Before I can stop myself I think about her and Damon at dinner the night before. They looked cozy and like they were really into each other. I hear her laugh. She’s looking over my head and when I look up, I see the two of them at dinner last night in a big picture on the wall. I want to die and I desperately try and think of anything else.
A picture of Benny, my mom’s old Chihuahua.
“Cute dog,” she says. “You think me and Damon . . . ?” She laughs. “There are rules here, though, and one of the big ones is that we aren’t allowed to ‘develop emotional or romantic attachments’ with other witnesses.”
“So? It’s not like everybody follows the rules.” I’m obviously totally jealous. My face gets all hot again and I feel myself sweating. “Not that I care,” I lie.

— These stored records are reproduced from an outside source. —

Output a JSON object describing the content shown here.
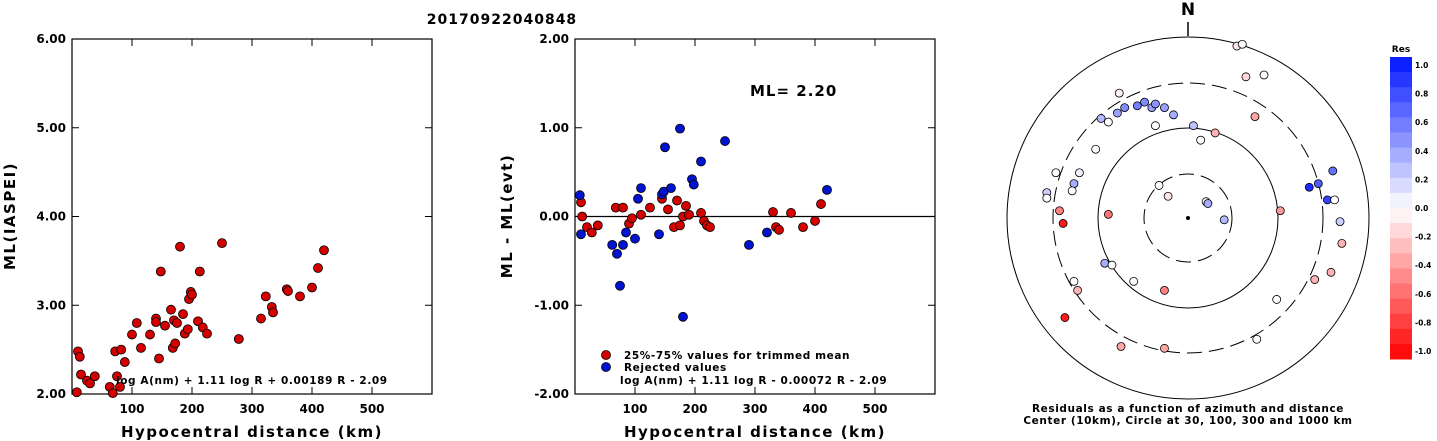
{
  "title": "20170922040848",
  "chart_data": [
    {
      "type": "scatter",
      "ylabel": "ML(IASPEI)",
      "xlabel": "Hypocentral distance (km)",
      "xlim": [
        0,
        600
      ],
      "ylim": [
        2.0,
        6.0
      ],
      "x_ticks": [
        "100",
        "200",
        "300",
        "400",
        "500"
      ],
      "y_ticks": [
        "2.00",
        "3.00",
        "4.00",
        "5.00",
        "6.00"
      ],
      "formula": "log A(nm) + 1.11 log R + 0.00189 R - 2.09",
      "series": [
        {
          "color": "#d40000",
          "points": [
            [
              8,
              2.02
            ],
            [
              10,
              2.48
            ],
            [
              13,
              2.42
            ],
            [
              15,
              2.22
            ],
            [
              25,
              2.15
            ],
            [
              30,
              2.12
            ],
            [
              38,
              2.2
            ],
            [
              63,
              2.08
            ],
            [
              68,
              2.01
            ],
            [
              72,
              2.48
            ],
            [
              75,
              2.2
            ],
            [
              80,
              2.08
            ],
            [
              82,
              2.5
            ],
            [
              88,
              2.36
            ],
            [
              100,
              2.67
            ],
            [
              108,
              2.8
            ],
            [
              115,
              2.52
            ],
            [
              130,
              2.67
            ],
            [
              140,
              2.85
            ],
            [
              140,
              2.81
            ],
            [
              145,
              2.4
            ],
            [
              148,
              3.38
            ],
            [
              155,
              2.77
            ],
            [
              165,
              2.95
            ],
            [
              168,
              2.52
            ],
            [
              170,
              2.83
            ],
            [
              172,
              2.57
            ],
            [
              175,
              2.8
            ],
            [
              180,
              3.66
            ],
            [
              185,
              2.9
            ],
            [
              188,
              2.68
            ],
            [
              193,
              2.73
            ],
            [
              195,
              3.07
            ],
            [
              198,
              3.15
            ],
            [
              200,
              3.12
            ],
            [
              210,
              2.82
            ],
            [
              213,
              3.38
            ],
            [
              218,
              2.75
            ],
            [
              225,
              2.68
            ],
            [
              250,
              3.7
            ],
            [
              278,
              2.62
            ],
            [
              315,
              2.85
            ],
            [
              323,
              3.1
            ],
            [
              333,
              2.98
            ],
            [
              335,
              2.92
            ],
            [
              358,
              3.18
            ],
            [
              360,
              3.16
            ],
            [
              380,
              3.1
            ],
            [
              400,
              3.2
            ],
            [
              410,
              3.42
            ],
            [
              420,
              3.62
            ]
          ]
        }
      ]
    },
    {
      "type": "scatter",
      "ylabel": "ML - ML(evt)",
      "xlabel": "Hypocentral distance (km)",
      "xlim": [
        0,
        600
      ],
      "ylim": [
        -2.0,
        2.0
      ],
      "x_ticks": [
        "100",
        "200",
        "300",
        "400",
        "500"
      ],
      "y_ticks": [
        "-2.00",
        "-1.00",
        "0.00",
        "1.00",
        "2.00"
      ],
      "annotation": "ML= 2.20",
      "formula": "log A(nm) + 1.11 log R - 0.00072 R - 2.09",
      "legend": {
        "placement": "bottom-center",
        "entries": [
          {
            "label": "25%-75% values for trimmed mean",
            "color": "#d40000"
          },
          {
            "label": "Rejected values",
            "color": "#0014d0"
          }
        ]
      },
      "series": [
        {
          "name": "25%-75% values for trimmed mean",
          "color": "#d40000",
          "points": [
            [
              10,
              0.16
            ],
            [
              12,
              0.0
            ],
            [
              20,
              -0.12
            ],
            [
              28,
              -0.18
            ],
            [
              38,
              -0.1
            ],
            [
              68,
              0.1
            ],
            [
              80,
              0.1
            ],
            [
              90,
              -0.08
            ],
            [
              95,
              -0.02
            ],
            [
              110,
              0.02
            ],
            [
              125,
              0.1
            ],
            [
              145,
              0.2
            ],
            [
              155,
              0.08
            ],
            [
              165,
              -0.12
            ],
            [
              170,
              0.18
            ],
            [
              175,
              -0.1
            ],
            [
              180,
              0.0
            ],
            [
              185,
              0.12
            ],
            [
              190,
              0.02
            ],
            [
              210,
              0.04
            ],
            [
              215,
              -0.05
            ],
            [
              220,
              -0.1
            ],
            [
              225,
              -0.12
            ],
            [
              330,
              0.05
            ],
            [
              335,
              -0.12
            ],
            [
              340,
              -0.15
            ],
            [
              360,
              0.04
            ],
            [
              380,
              -0.12
            ],
            [
              400,
              -0.05
            ],
            [
              410,
              0.14
            ]
          ]
        },
        {
          "name": "Rejected values",
          "color": "#0014d0",
          "points": [
            [
              8,
              0.24
            ],
            [
              10,
              -0.2
            ],
            [
              62,
              -0.32
            ],
            [
              70,
              -0.42
            ],
            [
              75,
              -0.78
            ],
            [
              80,
              -0.32
            ],
            [
              85,
              -0.18
            ],
            [
              100,
              -0.25
            ],
            [
              105,
              0.2
            ],
            [
              110,
              0.32
            ],
            [
              140,
              -0.2
            ],
            [
              145,
              0.25
            ],
            [
              148,
              0.28
            ],
            [
              150,
              0.78
            ],
            [
              160,
              0.32
            ],
            [
              175,
              0.99
            ],
            [
              180,
              -1.13
            ],
            [
              195,
              0.42
            ],
            [
              198,
              0.36
            ],
            [
              210,
              0.62
            ],
            [
              250,
              0.85
            ],
            [
              290,
              -0.32
            ],
            [
              320,
              -0.18
            ],
            [
              420,
              0.3
            ]
          ]
        }
      ]
    }
  ],
  "polar": {
    "north_label": "N",
    "caption_line1": "Residuals as a function of azimuth and distance",
    "caption_line2": "Center (10km), Circle at 30, 100, 300 and 1000 km",
    "points": [
      [
        0.27,
        0.95,
        -0.1
      ],
      [
        0.3,
        0.96,
        0.0
      ],
      [
        0.32,
        0.78,
        -0.15
      ],
      [
        0.37,
        0.56,
        -0.35
      ],
      [
        0.42,
        0.79,
        0.0
      ],
      [
        0.15,
        0.47,
        -0.3
      ],
      [
        0.07,
        0.43,
        0.0
      ],
      [
        0.03,
        0.51,
        0.25
      ],
      [
        -0.18,
        0.51,
        0.0
      ],
      [
        -0.08,
        0.57,
        0.35
      ],
      [
        -0.13,
        0.61,
        0.4
      ],
      [
        -0.2,
        0.61,
        0.4
      ],
      [
        -0.18,
        0.63,
        0.45
      ],
      [
        -0.24,
        0.64,
        0.5
      ],
      [
        -0.28,
        0.62,
        0.55
      ],
      [
        -0.35,
        0.61,
        0.5
      ],
      [
        -0.39,
        0.58,
        0.4
      ],
      [
        -0.38,
        0.69,
        -0.05
      ],
      [
        -0.44,
        0.53,
        0.0
      ],
      [
        -0.48,
        0.55,
        0.3
      ],
      [
        -0.51,
        0.38,
        0.0
      ],
      [
        -0.6,
        0.25,
        0.05
      ],
      [
        -0.63,
        0.19,
        0.35
      ],
      [
        -0.64,
        0.15,
        0.0
      ],
      [
        -0.73,
        0.25,
        0.0
      ],
      [
        -0.78,
        0.14,
        0.2
      ],
      [
        -0.78,
        0.11,
        0.0
      ],
      [
        -0.71,
        0.04,
        -0.5
      ],
      [
        -0.69,
        -0.03,
        -0.9
      ],
      [
        -0.44,
        0.02,
        -0.55
      ],
      [
        -0.16,
        0.18,
        0.0
      ],
      [
        -0.11,
        0.12,
        -0.1
      ],
      [
        0.1,
        0.09,
        0.0
      ],
      [
        0.11,
        0.08,
        0.35
      ],
      [
        0.2,
        -0.01,
        0.3
      ],
      [
        0.51,
        0.04,
        -0.4
      ],
      [
        0.67,
        0.17,
        0.9
      ],
      [
        0.72,
        0.19,
        0.7
      ],
      [
        0.77,
        0.1,
        0.8
      ],
      [
        0.8,
        0.26,
        0.6
      ],
      [
        0.81,
        0.1,
        0.0
      ],
      [
        0.84,
        -0.02,
        0.2
      ],
      [
        0.85,
        -0.14,
        -0.3
      ],
      [
        0.79,
        -0.3,
        -0.3
      ],
      [
        0.7,
        -0.34,
        -0.3
      ],
      [
        0.49,
        -0.45,
        0.0
      ],
      [
        0.38,
        -0.67,
        0.0
      ],
      [
        -0.13,
        -0.4,
        -0.5
      ],
      [
        -0.3,
        -0.35,
        0.0
      ],
      [
        -0.46,
        -0.25,
        0.35
      ],
      [
        -0.42,
        -0.26,
        0.0
      ],
      [
        -0.63,
        -0.35,
        0.0
      ],
      [
        -0.61,
        -0.4,
        -0.3
      ],
      [
        -0.37,
        -0.71,
        -0.35
      ],
      [
        -0.13,
        -0.72,
        -0.35
      ],
      [
        -0.68,
        -0.55,
        -0.9
      ]
    ]
  },
  "colorbar": {
    "label": "Res",
    "ticks": [
      "1.0",
      "0.8",
      "0.6",
      "0.4",
      "0.2",
      "0.0",
      "-0.2",
      "-0.4",
      "-0.6",
      "-0.8",
      "-1.0"
    ],
    "positive_color": "#0014ff",
    "negative_color": "#ff0000"
  }
}
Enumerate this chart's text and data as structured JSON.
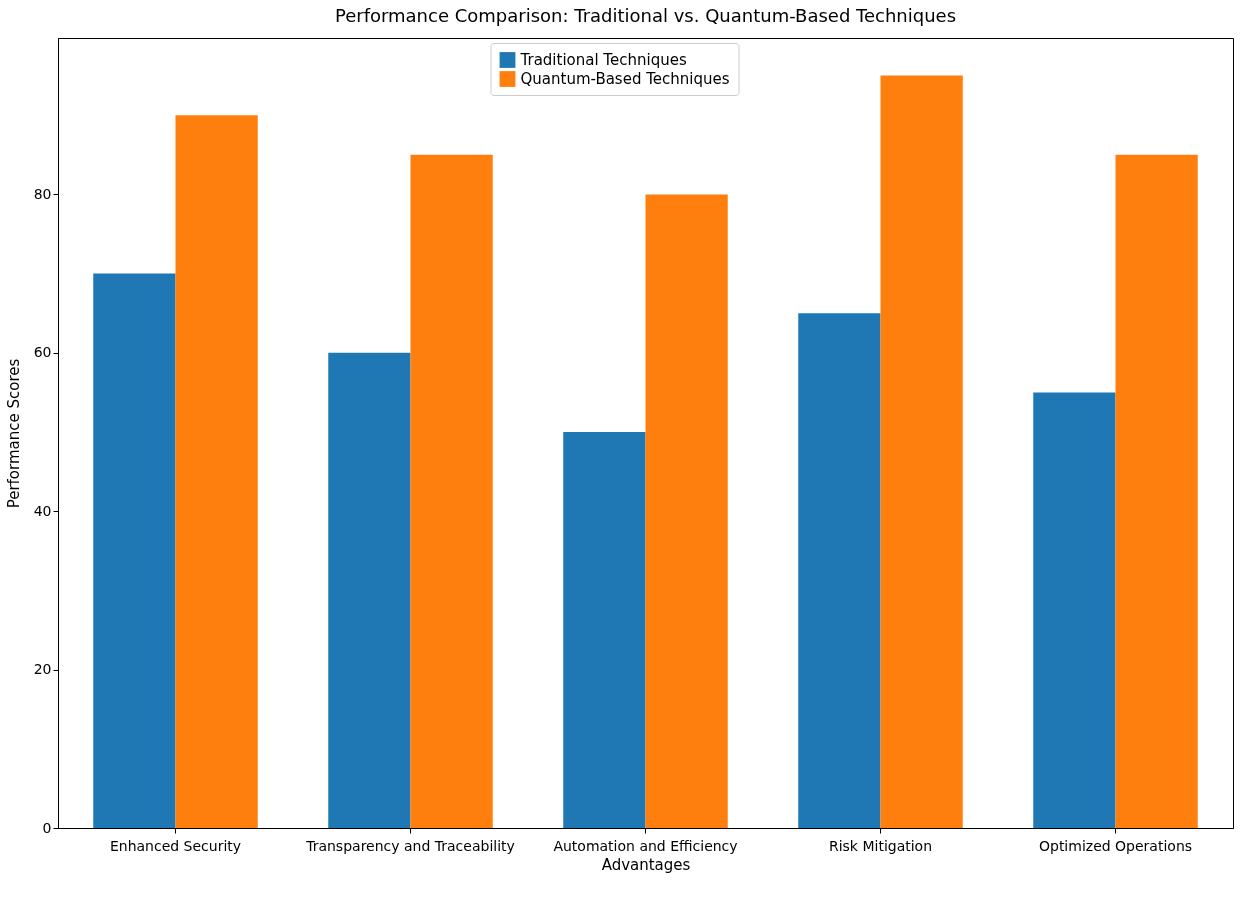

“Course you don’t.” She smiles and shifts her weight so that she frees a leg and kicks me with it. Not hard or anything, just like you do. “But just so you know, Damon is most definitely not my type.”
I smile and look down, almost too embarrassed to form words. “Don’t matter.” Then: “How much trouble am I in?”
She shakes her head. “You and Damon are going to have to work things out and you’re going to need to make this up to Paul somehow, but I think that’ll probably be the end of it.”
“Richard isn’t pissed at me?”
She shrugs. “I think he was a little surprised at having his suburban compound life suddenly go street, but he’ll get over it.”
“It’s hard not to . . .” I shrug. “What was I supposed to do?”
“I feel you, but here at the compound, we’re supposed to talk it out.” She rolls her eyes. “Even when people deserve a little pain.”